Las familias, por lo general, viajaban a ese pequeño edén proletario, ya por el día, ya por el fin de semana. Cuando así sucedía, armaban sus ramadas con eucaliptos, protegían los lados con alguna lona o frazada y se prendía una buena hoguera para calentar a todo el mundo. Mientras los más chicos dormían extenuados por tanto chapuzón, los viejos desencorchaban las garrafas y le arrancaban tonadas a una guitarra, que nunca faltaba. Los jóvenes apatotados se quedaban por más días, alejados cuasi respetuosamente del sector de las familias, armaban sus carpas y seguían una similar rutina, solo que cantaban canciones de protesta a grito pelado protegidos por los cerros y encendían gruesos pitos de chilombiana recién llegada de los Andes, loco. Y seguía la tierra moviéndose imperceptiblemente todo el tiempo.

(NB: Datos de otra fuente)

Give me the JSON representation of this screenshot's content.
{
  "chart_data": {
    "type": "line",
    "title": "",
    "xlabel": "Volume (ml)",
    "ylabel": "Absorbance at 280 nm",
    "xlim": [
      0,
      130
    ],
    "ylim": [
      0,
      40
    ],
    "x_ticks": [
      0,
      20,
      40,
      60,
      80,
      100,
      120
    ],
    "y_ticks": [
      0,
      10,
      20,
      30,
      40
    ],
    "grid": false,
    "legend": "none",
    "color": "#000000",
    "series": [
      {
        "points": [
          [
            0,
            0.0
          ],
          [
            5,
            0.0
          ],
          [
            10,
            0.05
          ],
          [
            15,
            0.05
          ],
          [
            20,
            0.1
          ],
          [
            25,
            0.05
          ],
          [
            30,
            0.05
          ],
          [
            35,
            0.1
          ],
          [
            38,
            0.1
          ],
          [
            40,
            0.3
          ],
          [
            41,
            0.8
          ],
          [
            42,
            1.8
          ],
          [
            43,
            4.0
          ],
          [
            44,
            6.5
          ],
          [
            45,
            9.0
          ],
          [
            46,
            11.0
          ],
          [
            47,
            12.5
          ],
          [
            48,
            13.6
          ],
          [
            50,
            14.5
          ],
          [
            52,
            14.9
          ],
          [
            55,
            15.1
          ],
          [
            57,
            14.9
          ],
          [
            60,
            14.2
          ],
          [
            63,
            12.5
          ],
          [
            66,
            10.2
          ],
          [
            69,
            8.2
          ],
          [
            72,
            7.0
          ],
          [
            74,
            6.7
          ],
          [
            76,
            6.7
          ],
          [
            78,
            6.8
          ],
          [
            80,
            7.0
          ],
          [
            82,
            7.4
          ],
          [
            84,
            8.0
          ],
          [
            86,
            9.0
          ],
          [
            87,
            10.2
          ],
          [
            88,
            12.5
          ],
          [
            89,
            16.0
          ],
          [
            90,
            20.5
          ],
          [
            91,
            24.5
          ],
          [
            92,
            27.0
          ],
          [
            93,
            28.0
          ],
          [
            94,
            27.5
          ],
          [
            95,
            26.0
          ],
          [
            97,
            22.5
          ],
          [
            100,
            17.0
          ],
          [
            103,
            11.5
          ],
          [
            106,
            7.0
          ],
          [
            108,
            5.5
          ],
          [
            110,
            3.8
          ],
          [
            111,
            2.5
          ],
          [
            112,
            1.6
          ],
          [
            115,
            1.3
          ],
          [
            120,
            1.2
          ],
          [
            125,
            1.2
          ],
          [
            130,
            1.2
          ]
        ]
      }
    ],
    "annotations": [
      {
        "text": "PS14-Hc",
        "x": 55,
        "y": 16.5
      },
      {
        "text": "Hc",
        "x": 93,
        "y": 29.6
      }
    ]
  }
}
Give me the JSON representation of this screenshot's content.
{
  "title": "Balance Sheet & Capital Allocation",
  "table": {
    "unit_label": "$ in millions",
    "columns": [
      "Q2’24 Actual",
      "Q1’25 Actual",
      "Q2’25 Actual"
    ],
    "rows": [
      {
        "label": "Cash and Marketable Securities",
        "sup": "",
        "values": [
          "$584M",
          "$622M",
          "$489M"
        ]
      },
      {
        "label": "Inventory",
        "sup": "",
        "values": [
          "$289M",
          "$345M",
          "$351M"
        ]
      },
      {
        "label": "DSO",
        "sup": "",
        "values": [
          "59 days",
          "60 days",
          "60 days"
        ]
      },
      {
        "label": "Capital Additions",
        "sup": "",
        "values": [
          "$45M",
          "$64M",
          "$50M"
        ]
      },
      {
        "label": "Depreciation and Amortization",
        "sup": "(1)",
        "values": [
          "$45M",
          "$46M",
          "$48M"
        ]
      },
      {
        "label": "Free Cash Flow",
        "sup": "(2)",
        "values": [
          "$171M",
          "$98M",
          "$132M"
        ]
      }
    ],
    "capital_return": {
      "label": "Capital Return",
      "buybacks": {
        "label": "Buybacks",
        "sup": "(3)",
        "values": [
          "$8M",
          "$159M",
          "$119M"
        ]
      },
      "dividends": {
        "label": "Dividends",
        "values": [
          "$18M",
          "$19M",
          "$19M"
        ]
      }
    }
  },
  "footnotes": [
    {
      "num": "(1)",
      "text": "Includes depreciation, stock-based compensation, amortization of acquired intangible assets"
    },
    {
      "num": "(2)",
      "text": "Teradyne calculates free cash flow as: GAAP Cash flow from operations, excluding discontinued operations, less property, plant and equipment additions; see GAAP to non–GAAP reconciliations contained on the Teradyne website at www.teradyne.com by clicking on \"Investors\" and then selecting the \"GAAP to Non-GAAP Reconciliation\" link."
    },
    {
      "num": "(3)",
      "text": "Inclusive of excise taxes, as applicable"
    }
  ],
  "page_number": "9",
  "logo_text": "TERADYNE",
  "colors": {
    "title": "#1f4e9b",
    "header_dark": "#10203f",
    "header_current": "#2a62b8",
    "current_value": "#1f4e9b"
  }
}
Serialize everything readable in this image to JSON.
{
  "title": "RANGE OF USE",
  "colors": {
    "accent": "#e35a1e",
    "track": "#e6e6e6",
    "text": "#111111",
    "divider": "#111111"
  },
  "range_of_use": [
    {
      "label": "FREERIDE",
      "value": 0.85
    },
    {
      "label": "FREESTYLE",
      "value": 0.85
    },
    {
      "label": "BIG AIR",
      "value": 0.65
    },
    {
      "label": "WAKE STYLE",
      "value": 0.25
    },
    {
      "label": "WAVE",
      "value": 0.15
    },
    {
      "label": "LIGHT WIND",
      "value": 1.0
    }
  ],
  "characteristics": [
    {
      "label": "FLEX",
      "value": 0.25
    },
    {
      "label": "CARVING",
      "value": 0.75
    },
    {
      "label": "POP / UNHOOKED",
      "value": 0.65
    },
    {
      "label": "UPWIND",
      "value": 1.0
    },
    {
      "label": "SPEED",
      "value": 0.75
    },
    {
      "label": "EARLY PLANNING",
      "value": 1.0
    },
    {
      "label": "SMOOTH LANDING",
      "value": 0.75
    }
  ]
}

Si el remezón era fuerte, quedaba todo en silencio algunos minutos, escuchándose a lo lejos los ladridos de los perros, y leves ayes y persignaciones, diosito que no tiemble más. Cuando se acababan los fideos, el arroz y el copete, era señal de que había que regresar cada cual a su covacha, a buscar la esquiva pega o a trabajar quién afortunadamente la tenía.